Yea S S, Yang K H, Kaminski N E
Department of Biological Sciences, Korea Advanced Institute of Science and Technology, Taejon, Korea.
J Pharmacol Exp Ther. 2000 Feb;292(2):597-605.
We previously reported that immunosuppressive cannabinoids inhibited interleukin (IL)-2 steady-state mRNA expression and secretion by phorbol-12-myristate-13-acetate plus ionomycin-activated mouse splenocytes and EL4 murine T-cells. Here we show that inhibition of IL-2 production by cannabinol, a modest central nervous system-active cannabinoid, is mediated through the inhibition of IL-2 gene transcription. Moreover, electrophoretic mobility shift assays demonstrated that cannabinol markedly inhibited the DNA binding activity of nuclear factor of activated T-cells (NF-AT) and activator protein-1 (AP-1) in a time- and concentration-dependent manner in activated EL4 cells. The inhibitory effects produced by cannabinol on AP-1 DNA binding were quite transient, showing partial recovery by 240 min after cell activation and no effect on the activity of a reporter gene under the control of AP-1. Conversely, cannabinol-mediated inhibition of NF-AT was robust and sustained as demonstrated by an NF-AT-regulated reporter gene. Collectively, these results suggest that decreased IL-2 production by cannabinol in EL4 cells is due to the inhibition of transcriptional activation of the IL-2 gene and is mediated, at least in part, through a transient inhibition of AP-1 and a sustained inhibition of NF-AT.

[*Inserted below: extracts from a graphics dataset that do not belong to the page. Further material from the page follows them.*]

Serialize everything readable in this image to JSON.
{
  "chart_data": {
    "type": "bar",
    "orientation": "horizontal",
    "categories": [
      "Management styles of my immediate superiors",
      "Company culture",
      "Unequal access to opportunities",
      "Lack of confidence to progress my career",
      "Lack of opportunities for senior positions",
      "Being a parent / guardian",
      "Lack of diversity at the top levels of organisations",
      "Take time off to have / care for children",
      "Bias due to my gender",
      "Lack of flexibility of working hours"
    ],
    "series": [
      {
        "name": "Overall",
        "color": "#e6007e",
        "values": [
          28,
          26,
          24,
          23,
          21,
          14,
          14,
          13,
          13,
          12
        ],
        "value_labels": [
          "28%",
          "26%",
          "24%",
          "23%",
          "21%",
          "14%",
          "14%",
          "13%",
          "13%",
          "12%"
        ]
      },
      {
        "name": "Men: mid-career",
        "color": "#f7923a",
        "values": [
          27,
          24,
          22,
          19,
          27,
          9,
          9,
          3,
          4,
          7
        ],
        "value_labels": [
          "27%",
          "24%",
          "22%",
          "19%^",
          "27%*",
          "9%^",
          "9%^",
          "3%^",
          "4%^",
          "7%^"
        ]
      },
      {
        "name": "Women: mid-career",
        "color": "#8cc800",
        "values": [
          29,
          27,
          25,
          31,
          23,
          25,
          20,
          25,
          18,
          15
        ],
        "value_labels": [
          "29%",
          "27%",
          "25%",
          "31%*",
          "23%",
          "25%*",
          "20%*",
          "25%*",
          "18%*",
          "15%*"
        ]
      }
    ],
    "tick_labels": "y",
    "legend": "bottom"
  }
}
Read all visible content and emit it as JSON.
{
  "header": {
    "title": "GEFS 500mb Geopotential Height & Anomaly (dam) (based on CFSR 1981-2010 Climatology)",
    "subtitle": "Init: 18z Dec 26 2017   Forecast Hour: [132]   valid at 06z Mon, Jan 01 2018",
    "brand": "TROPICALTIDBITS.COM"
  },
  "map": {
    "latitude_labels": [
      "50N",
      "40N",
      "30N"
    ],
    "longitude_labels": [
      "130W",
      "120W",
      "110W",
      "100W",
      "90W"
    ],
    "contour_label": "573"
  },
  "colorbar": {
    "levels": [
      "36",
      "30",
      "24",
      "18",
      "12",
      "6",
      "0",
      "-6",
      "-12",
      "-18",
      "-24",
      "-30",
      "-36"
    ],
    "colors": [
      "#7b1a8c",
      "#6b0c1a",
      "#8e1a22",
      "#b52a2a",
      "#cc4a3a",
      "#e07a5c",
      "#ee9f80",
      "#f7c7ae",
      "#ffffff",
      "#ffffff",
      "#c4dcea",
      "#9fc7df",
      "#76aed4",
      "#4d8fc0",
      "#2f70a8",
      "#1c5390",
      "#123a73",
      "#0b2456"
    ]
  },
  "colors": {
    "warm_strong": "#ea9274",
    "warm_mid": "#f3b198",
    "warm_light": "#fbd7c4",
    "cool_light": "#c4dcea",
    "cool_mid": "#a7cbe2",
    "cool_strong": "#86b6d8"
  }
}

我们之前报道过,免疫抑制性大麻素可抑制佛波醇-12-肉豆蔻酸酯-13-乙酸酯加离子霉素激活的小鼠脾细胞和EL4小鼠T细胞中白细胞介素(IL)-2的稳态mRNA表达及分泌。在此我们表明,大麻酚(一种对中枢神经系统有一定活性的大麻素)对IL-2产生的抑制作用是通过抑制IL-2基因转录介导的。此外,电泳迁移率变动分析表明,大麻酚在活化的EL4细胞中以时间和浓度依赖性方式显著抑制活化T细胞核因子(NF-AT)和活化蛋白-1(AP-1)的DNA结合活性。大麻酚对AP-1 DNA结合产生的抑制作用相当短暂,在细胞活化后240分钟显示部分恢复,且对AP-1控制下的报告基因活性无影响。相反,如由NF-AT调控的报告基因所示,大麻酚介导的对NF-AT的抑制作用强烈且持续。总体而言,这些结果表明,大麻酚在EL4细胞中导致IL-2产生减少是由于IL-2基因转录激活受到抑制,并且至少部分是通过对AP-1的短暂抑制和对NF-AT的持续抑制介导的。